The Great Failure of Andrew Carnegie's Simplified Spelling Lobby - shortformblog
http://www.atlasobscura.com/articles/the-great-failure-of-andrew-carnegies-simplified-spelling-lobby
======
alricb
Some of Carnegie's reformed words were a bit silly in that they didn't account
for the systematic assimilation of the voicing of the consonant preceding /d/
in words ending in -ed.

So in the 30 words you get "askt", "fixt" and "shipt", but the phonology of
English makes the d -> t transition automatic, since k, x and p are unvoiced;
they are therefore followed by the unvoiced /t/, systematically.

By using "t" there, they actually complicated spelling, since they break the
"just add -ed" rule for the past participle.

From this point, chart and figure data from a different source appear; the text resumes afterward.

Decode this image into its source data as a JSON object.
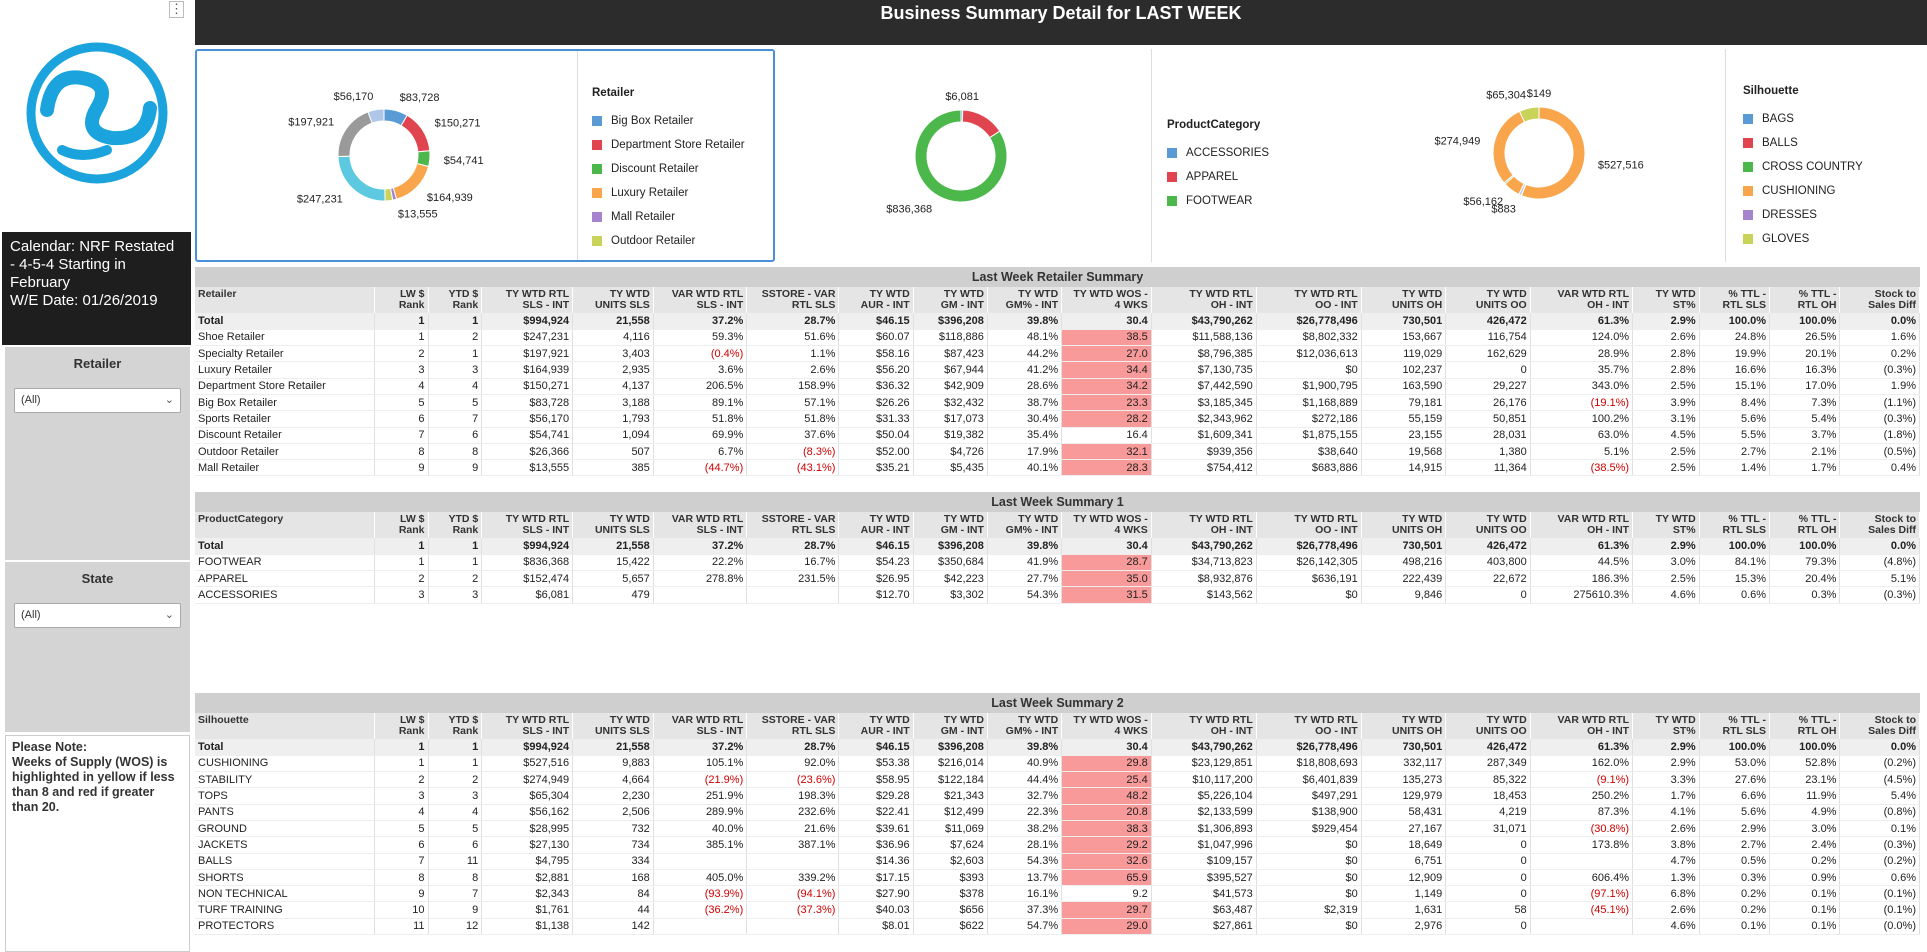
{
  "header": {
    "title": "Business Summary Detail for LAST WEEK"
  },
  "sidebar": {
    "menu_icon": "⋮",
    "calendar_text": "Calendar: NRF Restated - 4-5-4 Starting in February",
    "we_date": "W/E Date: 01/26/2019",
    "filters": [
      {
        "title": "Retailer",
        "value": "(All)"
      },
      {
        "title": "State",
        "value": "(All)"
      }
    ],
    "note": "Please Note:\nWeeks of Supply (WOS) is highlighted in yellow if less than 8 and red if greater than 20."
  },
  "colors": {
    "blue": "#5b9bd5",
    "red": "#e0454f",
    "green": "#4cb84c",
    "orange": "#f9a54b",
    "purple": "#a583cf",
    "olive": "#c9d35a",
    "cyan": "#5dc9e0",
    "gray": "#9a9a9a",
    "lightblue": "#aec7e8",
    "highlight": "#f99a9a"
  },
  "charts": [
    {
      "legend_title": "Retailer",
      "legend": [
        {
          "label": "Big Box Retailer",
          "color": "#5b9bd5"
        },
        {
          "label": "Department Store Retailer",
          "color": "#e0454f"
        },
        {
          "label": "Discount Retailer",
          "color": "#4cb84c"
        },
        {
          "label": "Luxury Retailer",
          "color": "#f9a54b"
        },
        {
          "label": "Mall Retailer",
          "color": "#a583cf"
        },
        {
          "label": "Outdoor Retailer",
          "color": "#c9d35a"
        }
      ],
      "slices": [
        {
          "value": 83728,
          "label": "$83,728",
          "color": "#5b9bd5"
        },
        {
          "value": 150271,
          "label": "$150,271",
          "color": "#e0454f"
        },
        {
          "value": 54741,
          "label": "$54,741",
          "color": "#4cb84c"
        },
        {
          "value": 164939,
          "label": "$164,939",
          "color": "#f9a54b"
        },
        {
          "value": 13555,
          "label": "$13,555",
          "color": "#a583cf"
        },
        {
          "value": 26366,
          "label": "",
          "color": "#c9d35a"
        },
        {
          "value": 247231,
          "label": "$247,231",
          "color": "#5dc9e0"
        },
        {
          "value": 197921,
          "label": "$197,921",
          "color": "#9a9a9a"
        },
        {
          "value": 56170,
          "label": "$56,170",
          "color": "#aec7e8"
        }
      ]
    },
    {
      "legend_title": "ProductCategory",
      "legend": [
        {
          "label": "ACCESSORIES",
          "color": "#5b9bd5"
        },
        {
          "label": "APPAREL",
          "color": "#e0454f"
        },
        {
          "label": "FOOTWEAR",
          "color": "#4cb84c"
        }
      ],
      "slices": [
        {
          "value": 6081,
          "label": "$6,081",
          "color": "#5b9bd5"
        },
        {
          "value": 152474,
          "label": "",
          "color": "#e0454f"
        },
        {
          "value": 836368,
          "label": "$836,368",
          "color": "#4cb84c"
        }
      ]
    },
    {
      "legend_title": "Silhouette",
      "legend": [
        {
          "label": "BAGS",
          "color": "#5b9bd5"
        },
        {
          "label": "BALLS",
          "color": "#e0454f"
        },
        {
          "label": "CROSS COUNTRY",
          "color": "#4cb84c"
        },
        {
          "label": "CUSHIONING",
          "color": "#f9a54b"
        },
        {
          "label": "DRESSES",
          "color": "#a583cf"
        },
        {
          "label": "GLOVES",
          "color": "#c9d35a"
        }
      ],
      "slices": [
        {
          "value": 149,
          "label": "$149",
          "color": "#5b9bd5"
        },
        {
          "value": 527516,
          "label": "$527,516",
          "color": "#f9a54b"
        },
        {
          "value": 883,
          "label": "$883",
          "color": "#5dc9e0"
        },
        {
          "value": 8000,
          "label": "",
          "color": "#aec7e8"
        },
        {
          "value": 56162,
          "label": "$56,162",
          "color": "#f9a54b"
        },
        {
          "value": 5000,
          "label": "",
          "color": "#4cb84c"
        },
        {
          "value": 274949,
          "label": "$274,949",
          "color": "#f9a54b"
        },
        {
          "value": 65304,
          "label": "$65,304",
          "color": "#c9d35a"
        }
      ]
    }
  ],
  "columns": [
    "LW $\nRank",
    "YTD $\nRank",
    "TY WTD RTL\nSLS - INT",
    "TY WTD\nUNITS SLS",
    "VAR WTD RTL\nSLS - INT",
    "SSTORE - VAR\nRTL SLS",
    "TY WTD\nAUR - INT",
    "TY WTD\nGM - INT",
    "TY WTD\nGM% - INT",
    "TY WTD WOS -\n4 WKS",
    "TY WTD RTL\nOH - INT",
    "TY WTD RTL\nOO - INT",
    "TY WTD\nUNITS OH",
    "TY WTD\nUNITS OO",
    "VAR WTD RTL\nOH - INT",
    "TY WTD\nST%",
    "% TTL -\nRTL SLS",
    "% TTL -\nRTL OH",
    "Stock to\nSales Diff"
  ],
  "tables": [
    {
      "title": "Last Week Retailer Summary",
      "dim": "Retailer",
      "rows": [
        [
          "Total",
          "1",
          "1",
          "$994,924",
          "21,558",
          "37.2%",
          "28.7%",
          "$46.15",
          "$396,208",
          "39.8%",
          "30.4",
          "$43,790,262",
          "$26,778,496",
          "730,501",
          "426,472",
          "61.3%",
          "2.9%",
          "100.0%",
          "100.0%",
          "0.0%"
        ],
        [
          "Shoe Retailer",
          "1",
          "2",
          "$247,231",
          "4,116",
          "59.3%",
          "51.6%",
          "$60.07",
          "$118,886",
          "48.1%",
          "38.5",
          "$11,588,136",
          "$8,802,332",
          "153,667",
          "116,754",
          "124.0%",
          "2.6%",
          "24.8%",
          "26.5%",
          "1.6%"
        ],
        [
          "Specialty Retailer",
          "2",
          "1",
          "$197,921",
          "3,403",
          "(0.4%)",
          "1.1%",
          "$58.16",
          "$87,423",
          "44.2%",
          "27.0",
          "$8,796,385",
          "$12,036,613",
          "119,029",
          "162,629",
          "28.9%",
          "2.8%",
          "19.9%",
          "20.1%",
          "0.2%"
        ],
        [
          "Luxury Retailer",
          "3",
          "3",
          "$164,939",
          "2,935",
          "3.6%",
          "2.6%",
          "$56.20",
          "$67,944",
          "41.2%",
          "34.4",
          "$7,130,735",
          "$0",
          "102,237",
          "0",
          "35.7%",
          "2.8%",
          "16.6%",
          "16.3%",
          "(0.3%)"
        ],
        [
          "Department Store Retailer",
          "4",
          "4",
          "$150,271",
          "4,137",
          "206.5%",
          "158.9%",
          "$36.32",
          "$42,909",
          "28.6%",
          "34.2",
          "$7,442,590",
          "$1,900,795",
          "163,590",
          "29,227",
          "343.0%",
          "2.5%",
          "15.1%",
          "17.0%",
          "1.9%"
        ],
        [
          "Big Box Retailer",
          "5",
          "5",
          "$83,728",
          "3,188",
          "89.1%",
          "57.1%",
          "$26.26",
          "$32,432",
          "38.7%",
          "23.3",
          "$3,185,345",
          "$1,168,889",
          "79,181",
          "26,176",
          "(19.1%)",
          "3.9%",
          "8.4%",
          "7.3%",
          "(1.1%)"
        ],
        [
          "Sports Retailer",
          "6",
          "7",
          "$56,170",
          "1,793",
          "51.8%",
          "51.8%",
          "$31.33",
          "$17,073",
          "30.4%",
          "28.2",
          "$2,343,962",
          "$272,186",
          "55,159",
          "50,851",
          "100.2%",
          "3.1%",
          "5.6%",
          "5.4%",
          "(0.3%)"
        ],
        [
          "Discount Retailer",
          "7",
          "6",
          "$54,741",
          "1,094",
          "69.9%",
          "37.6%",
          "$50.04",
          "$19,382",
          "35.4%",
          "16.4",
          "$1,609,341",
          "$1,875,155",
          "23,155",
          "28,031",
          "63.0%",
          "4.5%",
          "5.5%",
          "3.7%",
          "(1.8%)"
        ],
        [
          "Outdoor Retailer",
          "8",
          "8",
          "$26,366",
          "507",
          "6.7%",
          "(8.3%)",
          "$52.00",
          "$4,726",
          "17.9%",
          "32.1",
          "$939,356",
          "$38,640",
          "19,568",
          "1,380",
          "5.1%",
          "2.5%",
          "2.7%",
          "2.1%",
          "(0.5%)"
        ],
        [
          "Mall Retailer",
          "9",
          "9",
          "$13,555",
          "385",
          "(44.7%)",
          "(43.1%)",
          "$35.21",
          "$5,435",
          "40.1%",
          "28.3",
          "$754,412",
          "$683,886",
          "14,915",
          "11,364",
          "(38.5%)",
          "2.5%",
          "1.4%",
          "1.7%",
          "0.4%"
        ]
      ]
    },
    {
      "title": "Last Week Summary 1",
      "dim": "ProductCategory",
      "rows": [
        [
          "Total",
          "1",
          "1",
          "$994,924",
          "21,558",
          "37.2%",
          "28.7%",
          "$46.15",
          "$396,208",
          "39.8%",
          "30.4",
          "$43,790,262",
          "$26,778,496",
          "730,501",
          "426,472",
          "61.3%",
          "2.9%",
          "100.0%",
          "100.0%",
          "0.0%"
        ],
        [
          "FOOTWEAR",
          "1",
          "1",
          "$836,368",
          "15,422",
          "22.2%",
          "16.7%",
          "$54.23",
          "$350,684",
          "41.9%",
          "28.7",
          "$34,713,823",
          "$26,142,305",
          "498,216",
          "403,800",
          "44.5%",
          "3.0%",
          "84.1%",
          "79.3%",
          "(4.8%)"
        ],
        [
          "APPAREL",
          "2",
          "2",
          "$152,474",
          "5,657",
          "278.8%",
          "231.5%",
          "$26.95",
          "$42,223",
          "27.7%",
          "35.0",
          "$8,932,876",
          "$636,191",
          "222,439",
          "22,672",
          "186.3%",
          "2.5%",
          "15.3%",
          "20.4%",
          "5.1%"
        ],
        [
          "ACCESSORIES",
          "3",
          "3",
          "$6,081",
          "479",
          "",
          "",
          "$12.70",
          "$3,302",
          "54.3%",
          "31.5",
          "$143,562",
          "$0",
          "9,846",
          "0",
          "275610.3%",
          "4.6%",
          "0.6%",
          "0.3%",
          "(0.3%)"
        ]
      ]
    },
    {
      "title": "Last Week Summary 2",
      "dim": "Silhouette",
      "rows": [
        [
          "Total",
          "1",
          "1",
          "$994,924",
          "21,558",
          "37.2%",
          "28.7%",
          "$46.15",
          "$396,208",
          "39.8%",
          "30.4",
          "$43,790,262",
          "$26,778,496",
          "730,501",
          "426,472",
          "61.3%",
          "2.9%",
          "100.0%",
          "100.0%",
          "0.0%"
        ],
        [
          "CUSHIONING",
          "1",
          "1",
          "$527,516",
          "9,883",
          "105.1%",
          "92.0%",
          "$53.38",
          "$216,014",
          "40.9%",
          "29.8",
          "$23,129,851",
          "$18,808,693",
          "332,117",
          "287,349",
          "162.0%",
          "2.9%",
          "53.0%",
          "52.8%",
          "(0.2%)"
        ],
        [
          "STABILITY",
          "2",
          "2",
          "$274,949",
          "4,664",
          "(21.9%)",
          "(23.6%)",
          "$58.95",
          "$122,184",
          "44.4%",
          "25.4",
          "$10,117,200",
          "$6,401,839",
          "135,273",
          "85,322",
          "(9.1%)",
          "3.3%",
          "27.6%",
          "23.1%",
          "(4.5%)"
        ],
        [
          "TOPS",
          "3",
          "3",
          "$65,304",
          "2,230",
          "251.9%",
          "198.3%",
          "$29.28",
          "$21,343",
          "32.7%",
          "48.2",
          "$5,226,104",
          "$497,291",
          "129,979",
          "18,453",
          "250.2%",
          "1.7%",
          "6.6%",
          "11.9%",
          "5.4%"
        ],
        [
          "PANTS",
          "4",
          "4",
          "$56,162",
          "2,506",
          "289.9%",
          "232.6%",
          "$22.41",
          "$12,499",
          "22.3%",
          "20.8",
          "$2,133,599",
          "$138,900",
          "58,431",
          "4,219",
          "87.3%",
          "4.1%",
          "5.6%",
          "4.9%",
          "(0.8%)"
        ],
        [
          "GROUND",
          "5",
          "5",
          "$28,995",
          "732",
          "40.0%",
          "21.6%",
          "$39.61",
          "$11,069",
          "38.2%",
          "38.3",
          "$1,306,893",
          "$929,454",
          "27,167",
          "31,071",
          "(30.8%)",
          "2.6%",
          "2.9%",
          "3.0%",
          "0.1%"
        ],
        [
          "JACKETS",
          "6",
          "6",
          "$27,130",
          "734",
          "385.1%",
          "387.1%",
          "$36.96",
          "$7,624",
          "28.1%",
          "29.2",
          "$1,047,996",
          "$0",
          "18,649",
          "0",
          "173.8%",
          "3.8%",
          "2.7%",
          "2.4%",
          "(0.3%)"
        ],
        [
          "BALLS",
          "7",
          "11",
          "$4,795",
          "334",
          "",
          "",
          "$14.36",
          "$2,603",
          "54.3%",
          "32.6",
          "$109,157",
          "$0",
          "6,751",
          "0",
          "",
          "4.7%",
          "0.5%",
          "0.2%",
          "(0.2%)"
        ],
        [
          "SHORTS",
          "8",
          "8",
          "$2,881",
          "168",
          "405.0%",
          "339.2%",
          "$17.15",
          "$393",
          "13.7%",
          "65.9",
          "$395,527",
          "$0",
          "12,909",
          "0",
          "606.4%",
          "1.3%",
          "0.3%",
          "0.9%",
          "0.6%"
        ],
        [
          "NON TECHNICAL",
          "9",
          "7",
          "$2,343",
          "84",
          "(93.9%)",
          "(94.1%)",
          "$27.90",
          "$378",
          "16.1%",
          "9.2",
          "$41,573",
          "$0",
          "1,149",
          "0",
          "(97.1%)",
          "6.8%",
          "0.2%",
          "0.1%",
          "(0.1%)"
        ],
        [
          "TURF TRAINING",
          "10",
          "9",
          "$1,761",
          "44",
          "(36.2%)",
          "(37.3%)",
          "$40.03",
          "$656",
          "37.3%",
          "29.7",
          "$63,487",
          "$2,319",
          "1,631",
          "58",
          "(45.1%)",
          "2.6%",
          "0.2%",
          "0.1%",
          "(0.1%)"
        ],
        [
          "PROTECTORS",
          "11",
          "12",
          "$1,138",
          "142",
          "",
          "",
          "$8.01",
          "$622",
          "54.7%",
          "29.0",
          "$27,861",
          "$0",
          "2,976",
          "0",
          "",
          "4.6%",
          "0.1%",
          "0.1%",
          "(0.0%)"
        ]
      ]
    }
  ]
}
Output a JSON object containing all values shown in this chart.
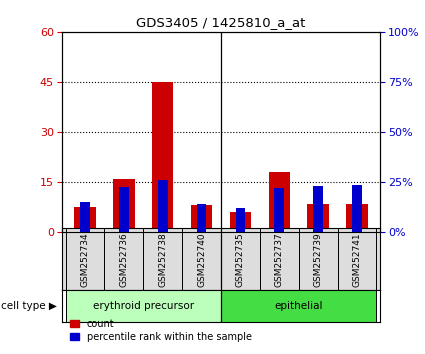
{
  "title": "GDS3405 / 1425810_a_at",
  "samples": [
    "GSM252734",
    "GSM252736",
    "GSM252738",
    "GSM252740",
    "GSM252735",
    "GSM252737",
    "GSM252739",
    "GSM252741"
  ],
  "count_values": [
    7.5,
    16.0,
    45.0,
    8.0,
    6.0,
    18.0,
    8.5,
    8.5
  ],
  "percentile_values": [
    15.0,
    22.5,
    26.0,
    14.0,
    12.0,
    22.0,
    23.0,
    23.5
  ],
  "count_color": "#cc0000",
  "percentile_color": "#0000cc",
  "ylim_left": [
    0,
    60
  ],
  "ylim_right": [
    0,
    100
  ],
  "yticks_left": [
    0,
    15,
    30,
    45,
    60
  ],
  "yticks_right": [
    0,
    25,
    50,
    75,
    100
  ],
  "ytick_labels_right": [
    "0%",
    "25%",
    "50%",
    "75%",
    "100%"
  ],
  "cell_types": [
    {
      "label": "erythroid precursor",
      "span": [
        0,
        4
      ],
      "color": "#bbffbb"
    },
    {
      "label": "epithelial",
      "span": [
        4,
        8
      ],
      "color": "#44dd44"
    }
  ],
  "cell_type_label": "cell type",
  "legend_count": "count",
  "legend_percentile": "percentile rank within the sample",
  "bar_width": 0.55,
  "pct_bar_width": 0.25,
  "separator_index": 4,
  "background_color": "#ffffff",
  "plot_bg_color": "#ffffff",
  "grid_color": "#000000",
  "tick_color_left": "#cc0000",
  "tick_color_right": "#0000cc",
  "sample_box_color": "#dddddd",
  "cell_type_bg": "#ccffcc"
}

I think they might have done better by de-Frenchifying English, by removing
supernumerary letters in words like "programme" (which they suggested, and
which is actually common these days) and maybe get rid of vestigial greek
spelling like they did in Spanish (like telefone, which they suggested):
filip, filosofy, sycology...

------
imglorp
This audience might be interested in another spelling reformer, George Bernard
Shaw, who funded a phonetic writing system with a non-latin character set
called Shavian. A more practical revision of Shavian was Quikscript. A print
book was published in Shavian (I have a copy :-) and there are fonts available
for both systems.

[https://en.wikipedia.org/wiki/Shavian_alphabet](https://en.wikipedia.org/wiki/Shavian_alphabet)

[https://en.wikipedia.org/wiki/Quikscript](https://en.wikipedia.org/wiki/Quikscript)